Безымянный рассказчик « Равнин» может показаться некоторым читателям своего рода исследователем, исследователем или даже будущим кинорежиссёром. Большая часть того, что он рассказывает о своих двадцати годах записей и погружения в культурные тонкости, – мне же, однако, кажется самым сложным и затянутым ритуалом ухаживания. Если я хоть что-то о нём знаю, он ищет сначала свой идеальный ландшафт, а затем женщину или персонажа в самом сердце этой неуловимой глубинки. Девушки и женщины, за которыми он наблюдает издалека и к которым планирует приблизиться окольными путями, для него – то же, что старшие девушки в саду букмекера для Клемента Киллетона. Их поведение подчиняется правилам, которые он с трудом постигает. Он должен найти способ доказать, что достоин присоединиться к ним.
Интересно, не разочаровали ли или даже не разозлили ли некоторые из предыдущих абзацев определённого круга читателей? Из всех похвал, адресованных моей третьей книге, одно утверждение особенно запало мне в душу за четыре десятилетия с тех пор, как я впервые прочитал её в ранней рецензии. В «Равнинах» , по словам рецензента, очерчен менталитет Австралии . (Это утверждение, должен признать, озадачивает меня почти так же сильно, как и радует.) Если писателю можно приписать понимание менталитета нации, не следует ли предположить, что он пришёл к этому пониманию после тщательного исследования и размышлений, приписываемых философам? И наоборот, могут ли какие-либо значительные интеллектуальные достижения быть результатом того, что борющийся писатель смотрит на неухоженный задний двор и описывает неудачные попытки и личные недостатки вымышленного персонажа, при этом не осознавая, что его, писателя, тоска и отчаяние могут быть тем, что побуждает его писать?

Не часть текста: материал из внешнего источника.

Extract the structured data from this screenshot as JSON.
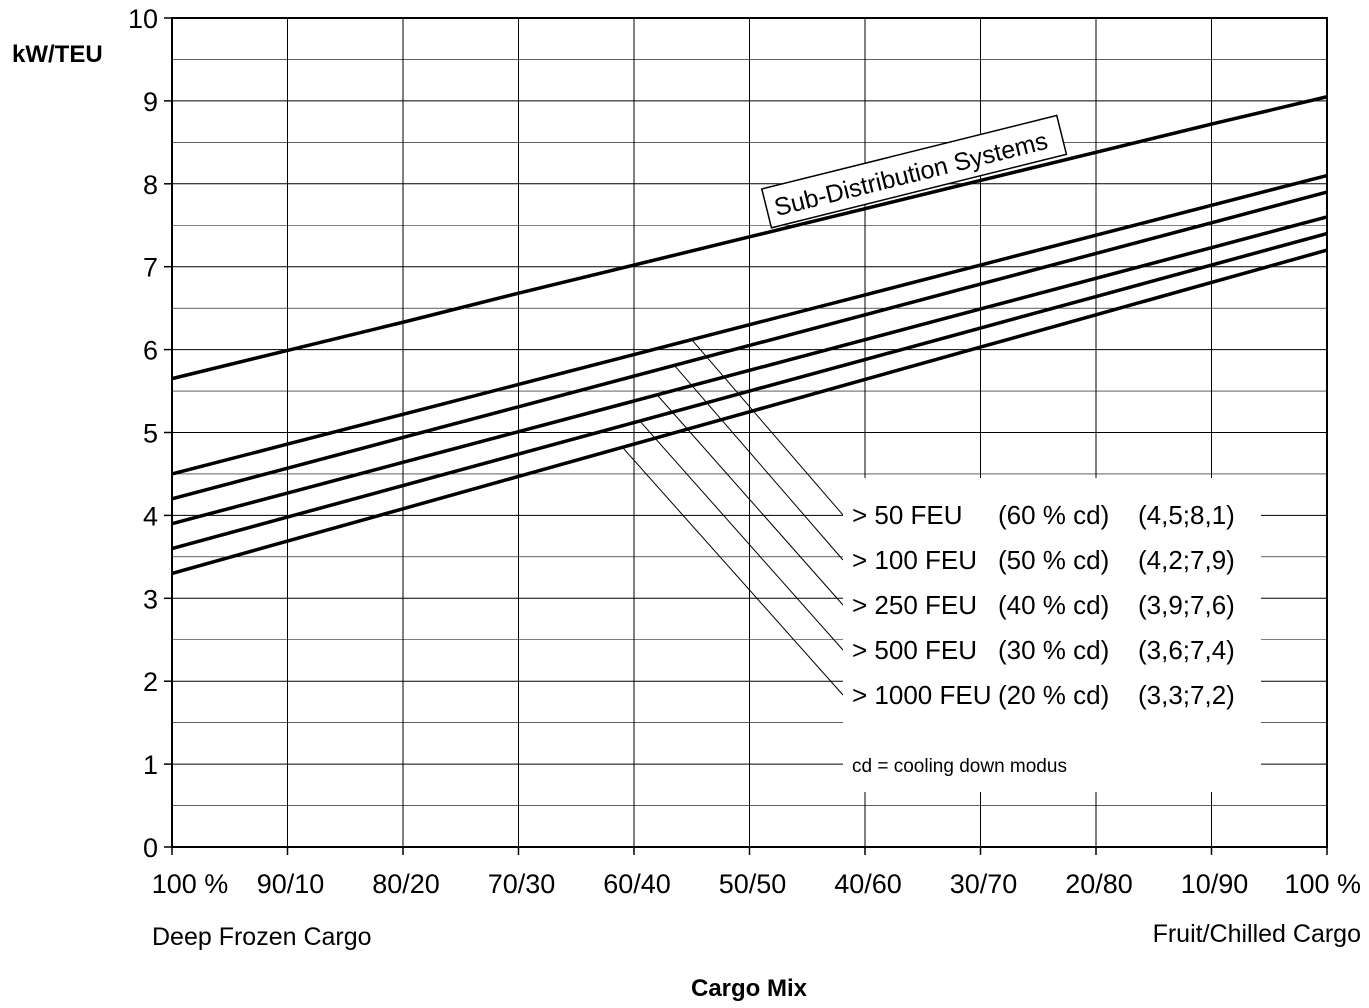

В моём Хронологическом архиве есть папка под названием «Чодак – Чудеса» . В ней содержится около пятидесяти тысяч слов, описывающих почти пятьдесят моих переживаний, которые кажутся мне чудесными, согласно моему собственному определению. Ни одно из этих переживаний никак не связано с…
моё авторство «Равнин» , но когда я закончу это эссе, мне, пожалуй, следует восполнить это упущение. Кажется не менее чудесным, что текст «Равнин» вполне мог быть создан так, как я только что предположил: что примитивные зачатки текста вполне могли сформироваться в один из жарких солнечных дней 1940-х годов, когда ребёнок, который теперь стал в равной степени вымышленным персонажем и настоящим мальчиком, стоял немного в стороне от двух самоуверенных молодых девушек среди газонов и кустарников рядом с великолепным домом в величайшем городе золотых приисков Виктории и когда он впервые предугадал необъятность того, о чём он по праву рождения имел право мечтать, и ограниченность того, что он по природе своей мог получить.